Positionen

04.05.2015

G7-Gipfel in Elmau: Intensiver Dialog mit den Protestveranstaltern ist dringend erforderlich

Von Prof. Dr. Peter Paul Gantzer, sicherheitspolitischer Sprecher der SPD-Landtagsfraktion

Im Innenausschuss des Bayerischen Landtags werden die Vorbereitungen zum G7-Gipfel in Elmau konstruktiv begleitet. Fraktionsübergreifend wurde festgestellt, dass man auf einem guten Weg ist. Die Ausschreitungen bei der Eröffnung der neuen EZB-Zentrale in Frankfurt, bei denen zahlreiche Polizisten verletzt wurden und ein enormer Sachschaden entstand, stimmen nun jedoch bedenklich.

Die gewaltvollen Proteste zeigen, dass eine massive Polizeipräsenz zwar (leider) notwendige Voraussetzung, aber keine Garantie für Sicherheit ist. Zusätzliche Maßnahmen sind erforderlich. Da viele Demonstranten aus dem benachbarten Ausland erwartet werden, ist die vorübergehende Einführung von Grenzkontrollen und die enge Zusammenarbeit mit der Polizei der Nachbarländer noch wichtiger als bisher einzustufen. Im Innenausschuss des Bayerischen Landtag hat man sich dafür ausgesprochen, die Demonstranten-Camps, die erfahrungsgemäß als Ausgangspunkt für gewaltsame Proteste bekannt sind, zu unterbinden. Diese sind keine zwingende Voraussetzung für friedliche Demonstrationen.

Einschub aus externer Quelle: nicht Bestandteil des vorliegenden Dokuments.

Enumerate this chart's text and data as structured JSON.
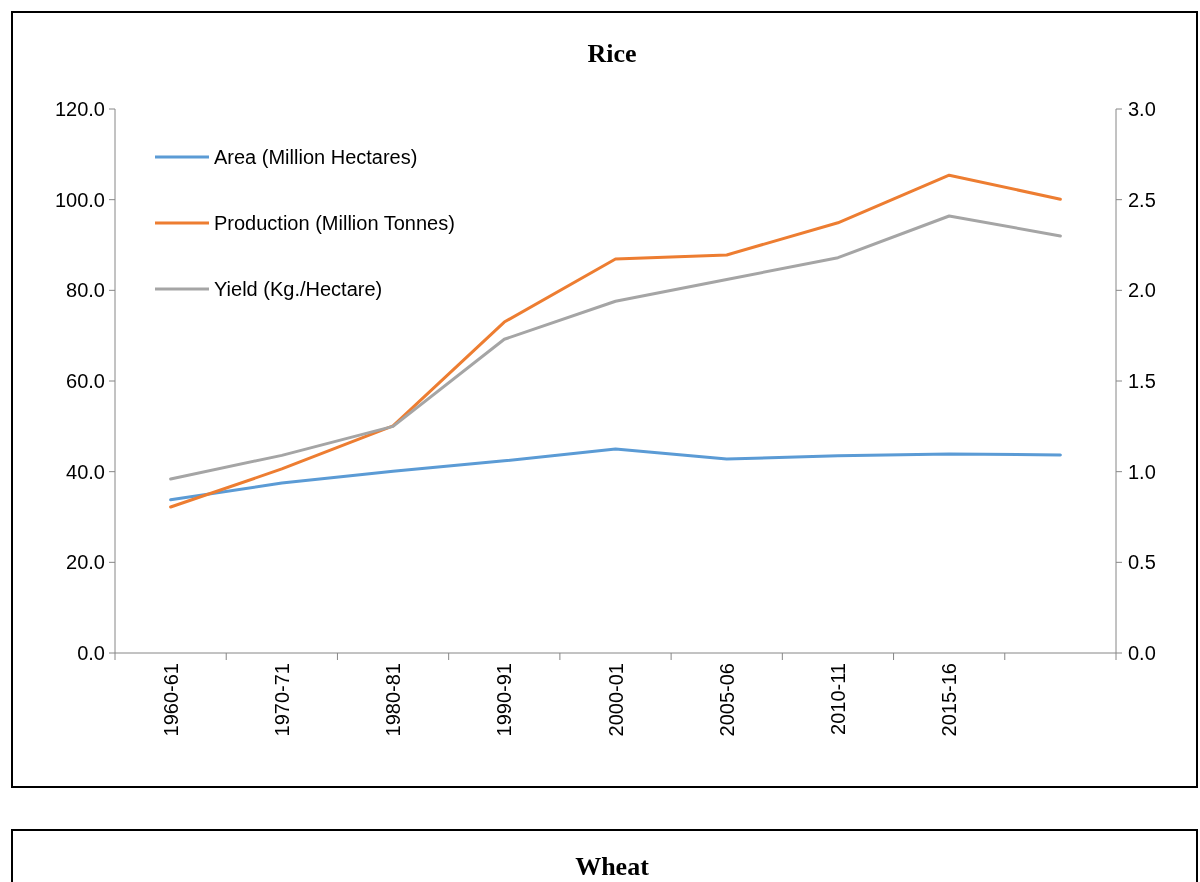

Es muss auf jeden Fall ein intensiver Dialog mit den Protestveranstaltern stattfinden. Auch diese stehen in der Pflicht, alles für einen friedlichen Ablauf der Demonstrationen zu tun. Das Demonstrationsrecht darf in keiner Weise eingeschränkt werden, Gewaltausschreitungen wie in Frankfurt darf es aber nicht geben. Die Veranstalter und die Demonstrierenden sollten sich den medialen Auswirkungen bei Ausschreitungen bewusst sein. In Frankfurt wurde eine gesellschaftliche Botschaft, die von tausenden friedliche Demonstranten ausging, durch die Randale weniger zunichte gemacht. Der friedliche Ablauf der Demonstrationen und Kundgebungen liegt im Interesse aller, die an den Veranstaltungen teilnehmen, um mit ihren Forderungen auch Gehör zu finden.